Coaches often turn into mentors when they see that either great ability or great determination is present in a player. If a player has great ability, a good coach becomes a mentor to help his player continue to work hard and to not solely rely on that ability. He or she encourages that player to push as if they had no ability at all, and they exalt their star player to develop work habits that will amplify that ability to the max. Coaches also become valuable mentors when third parties seek to exploit their star player. A coach/mentor will advise the player on how to navigate potentially shark-infested waters because they genuinely have the athlete’s best interest at heart.
Teachers, naturally, act as mentors from the word “go.” Students – especially young ones – look to them as surrogate parents almost immediately after the classroom door closes for the first time. A teacher must evaluate and mentor each child in his or her class, like it or not. If anything positive is to be achieved, the student must trust and accept the guidance of that teacher hook, line, and sinker.
Based on this comparison, my choice for the G.O.A.T. mentor is the teacher. While coaches only mentor while involved in athletics, a teacher must mentor his or her pupils in all aspects of life: socially, academically, and far, too often, even in the familial sense.

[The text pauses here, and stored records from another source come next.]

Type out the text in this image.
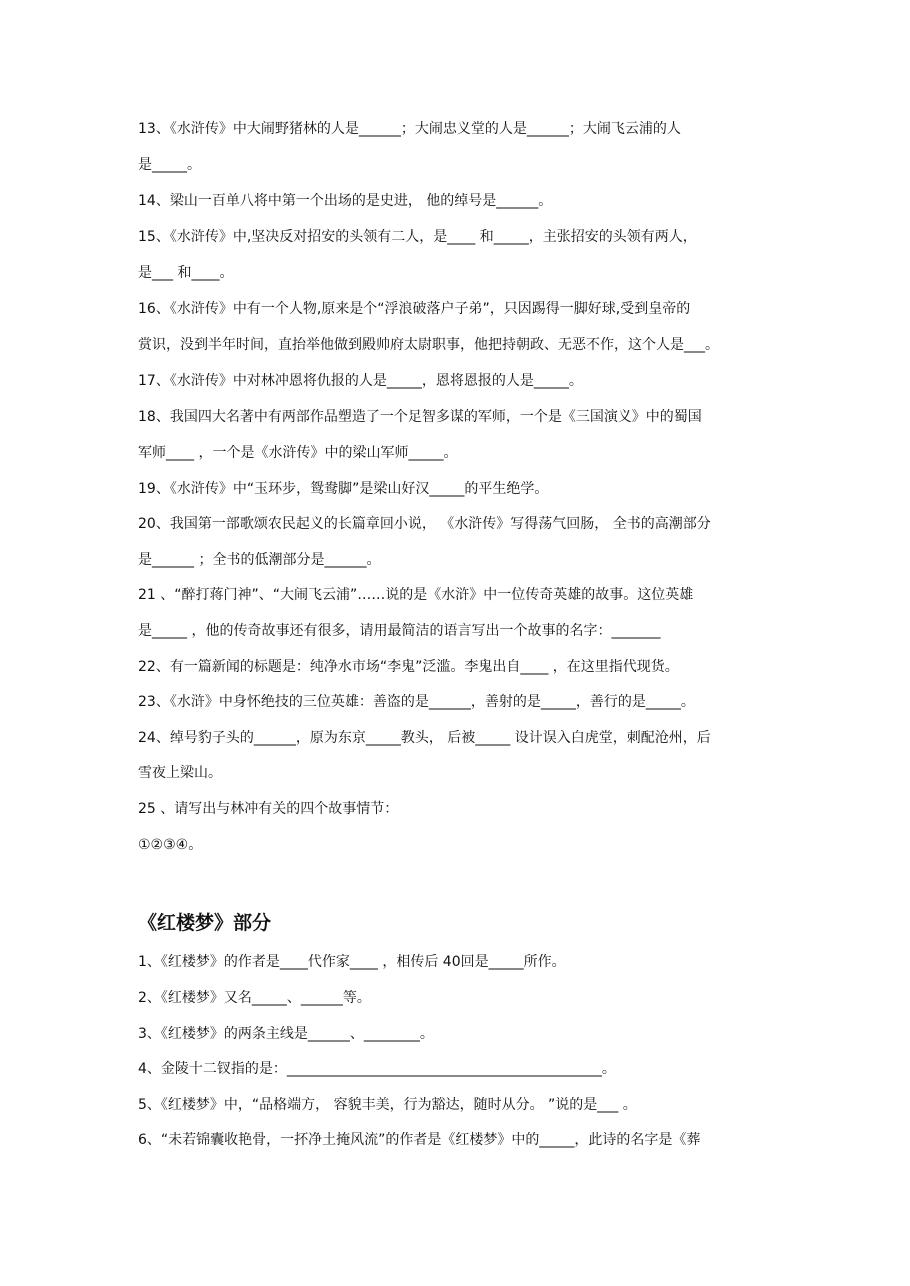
13、《水浒传》中大闹野猪林的人是______；大闹忠义堂的人是______；大闹飞云浦的人
是_____。
14、梁山一百单八将中第一个出场的是史进， 他的绰号是______。
15、《水浒传》中,坚决反对招安的头领有二人，是____ 和_____，主张招安的头领有两人，
是___ 和____。
16、《水浒传》中有一个人物,原来是个“浮浪破落户子弟”，只因踢得一脚好球,受到皇帝的
赏识，没到半年时间，直抬举他做到殿帅府太尉职事，他把持朝政、无恶不作，这个人是___。
17、《水浒传》中对林冲恩将仇报的人是_____，恩将恩报的人是_____。
18、我国四大名著中有两部作品塑造了一个足智多谋的军师，一个是《三国演义》中的蜀国
军师____ ，一个是《水浒传》中的梁山军师_____。
19、《水浒传》中“玉环步，鸳鸯脚”是梁山好汉_____的平生绝学。
20、我国第一部歌颂农民起义的长篇章回小说， 《水浒传》写得荡气回肠， 全书的高潮部分
是______ ；全书的低潮部分是______。
21 、“醉打蒋门神”、“大闹飞云浦”……说的是《水浒》中一位传奇英雄的故事。这位英雄
是_____ ，他的传奇故事还有很多，请用最简洁的语言写出一个故事的名字：_______
22、有一篇新闻的标题是：纯净水市场“李鬼”泛滥。李鬼出自____ ，在这里指代现货。
23、《水浒》中身怀绝技的三位英雄：善盗的是______，善射的是_____，善行的是_____。
24、绰号豹子头的______，原为东京_____教头， 后被_____ 设计误入白虎堂，刺配沧州，后
雪夜上梁山。
25 、请写出与林冲有关的四个故事情节：
①②③④。
《红楼梦》部分
1、《红楼梦》的作者是____代作家____ ，相传后 40回是_____所作。
2、《红楼梦》又名_____、______等。
3、《红楼梦》的两条主线是______、________。
4、金陵十二钗指的是：_____________________________________________。
5、《红楼梦》中，“品格端方， 容貌丰美，行为豁达，随时从分。 ”说的是___ 。
6、“未若锦囊收艳骨，一抔净土掩风流”的作者是《红楼梦》中的_____，此诗的名字是《葬
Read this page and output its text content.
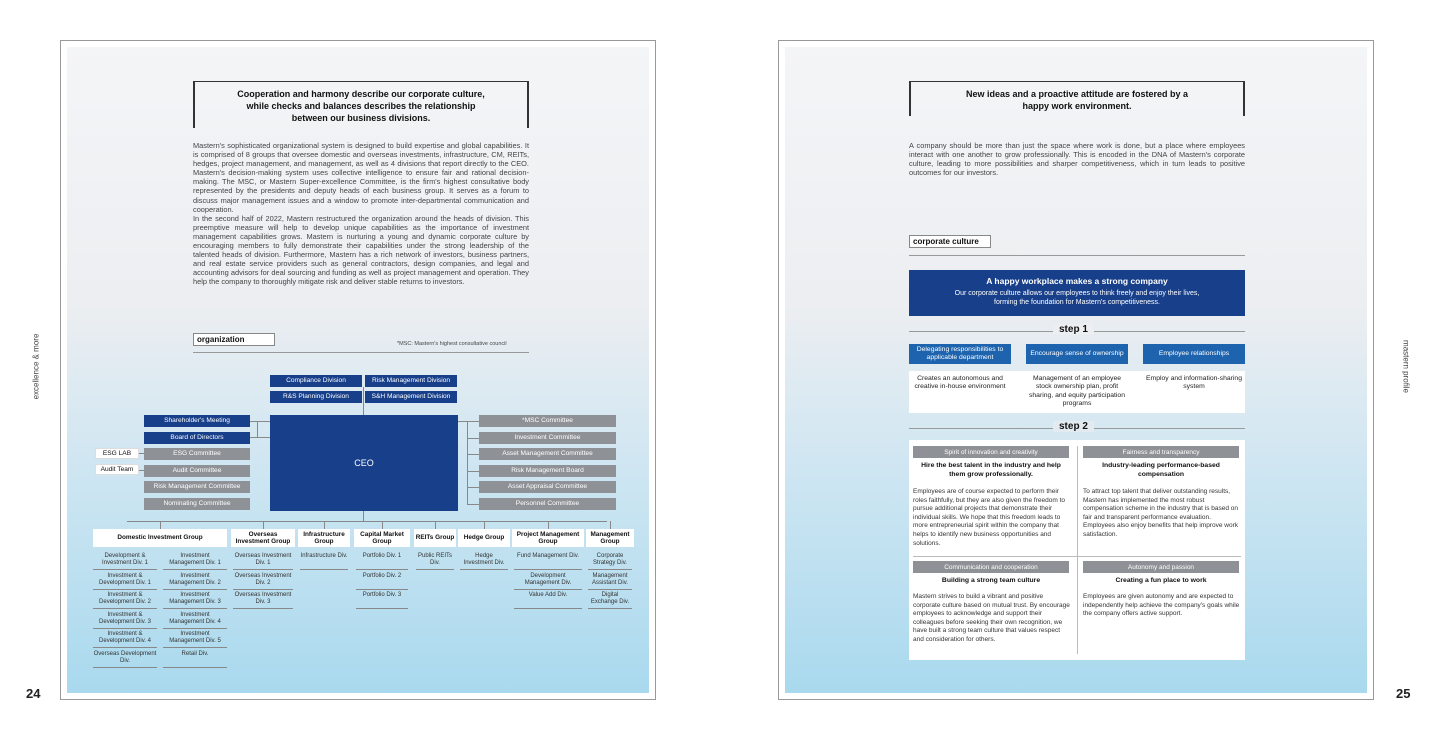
excellence & more	mastern profile
24	25
Cooperation and harmony describe our corporate culture,
while checks and balances describes the relationship
between our business divisions.

Mastern's sophisticated organizational system is designed to build expertise and global capabilities. It is comprised of 8 groups that oversee domestic and overseas investments, infrastructure, CM, REITs, hedges, project management, and management, as well as 4 divisions that report directly to the CEO. Mastern's decision-making system uses collective intelligence to ensure fair and rational decision-making. The MSC, or Mastern Super-excellence Committee, is the firm's highest consultative body represented by the presidents and deputy heads of each business group. It serves as a forum to discuss major management issues and a window to promote inter-departmental communication and cooperation.

In the second half of 2022, Mastern restructured the organization around the heads of division. This preemptive measure will help to develop unique capabilities as the importance of investment management capabilities grows. Mastern is nurturing a young and dynamic corporate culture by encouraging members to fully demonstrate their capabilities under the strong leadership of the talented heads of division. Furthermore, Mastern has a rich network of investors, business partners, and real estate service providers such as general contractors, design companies, and legal and accounting advisors for deal sourcing and funding as well as project management and operation. They help the company to thoroughly mitigate risk and deliver stable returns to investors.

organization	*MSC: Mastern's highest consultative council
Compliance Division	Risk Management Division
R&S Planning Division	S&H Management Division
CEO
Shareholder's Meeting
Board of Directors
ESG Committee
Audit Committee
Risk Management Committee
Nominating Committee
ESG LAB
Audit Team
*MSC Committee
Investment Committee
Asset Management Committee
Risk Management Board
Asset Appraisal Committee
Personnel Committee
Domestic Investment Group
Development & Investment Div. 1
Investment & Development Div. 1
Investment & Development Div. 2
Investment & Development Div. 3
Investment & Development Div. 4
Overseas Development Div.
Investment Management Div. 1
Investment Management Div. 2
Investment Management Div. 3
Investment Management Div. 4
Investment Management Div. 5
Retail Div.
Overseas Investment Group
Overseas Investment Div. 1
Overseas Investment Div. 2
Overseas Investment Div. 3
Infrastructure Group
Infrastructure Div.
Capital Market Group
Portfolio Div. 1
Portfolio Div. 2
Portfolio Div. 3
REITs Group
Public REITs Div.
Hedge Group
Hedge Investment Div.
Project Management Group
Fund Management Div.
Development Management Div.
Value Add Div.
Management Group
Corporate Strategy Div.
Management Assistant Div.
Digital Exchange Div.
New ideas and a proactive attitude are fostered by a
happy work environment.

A company should be more than just the space where work is done, but a place where employees interact with one another to grow professionally. This is encoded in the DNA of Mastern's corporate culture, leading to more possibilities and sharper competitiveness, which in turn leads to positive outcomes for our investors.

corporate culture
A happy workplace makes a strong company
Our corporate culture allows our employees to think freely and enjoy their lives,
forming the foundation for Mastern's competitiveness.
step 1
Delegating responsibilities to applicable department
Creates an autonomous and creative in-house environment
Encourage sense of ownership
Management of an employee stock ownership plan, profit sharing, and equity participation programs
Employee relationships
Employ and information-sharing system
step 2
Spirit of innovation and creativity
Hire the best talent in the industry and help them grow professionally.
Employees are of course expected to perform their roles faithfully, but they are also given the freedom to pursue additional projects that demonstrate their individual skills. We hope that this freedom leads to more entrepreneurial spirit within the company that helps to identify new business opportunities and solutions.
Fairness and transparency
Industry-leading performance-based compensation
To attract top talent that deliver outstanding results, Mastern has implemented the most robust compensation scheme in the industry that is based on fair and transparent performance evaluation. Employees also enjoy benefits that help improve work satisfaction.
Communication and cooperation
Building a strong team culture
Mastern strives to build a vibrant and positive corporate culture based on mutual trust. By encourage employees to acknowledge and support their colleagues before seeking their own recognition, we have built a strong team culture that values respect and consideration for others.
Autonomy and passion
Creating a fun place to work
Employees are given autonomy and are expected to independently help achieve the company's goals while the company offers active support.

Teachers not only persevere through the drudgery of making tedious lesson plans, grading infinite numbers of papers, and maintaining their composure through parent teacher conferences, they have to find new ways to inspire and motivate. They have to mediate and perform beyond the norm just to maintain the status quo. A good teacher is a magician, a social worker, and a rabbi all wrapped into one. They see talent and potential when others have long ago given up, and they consistently find innovative ways to bring that talent out of even the most stubborn of students.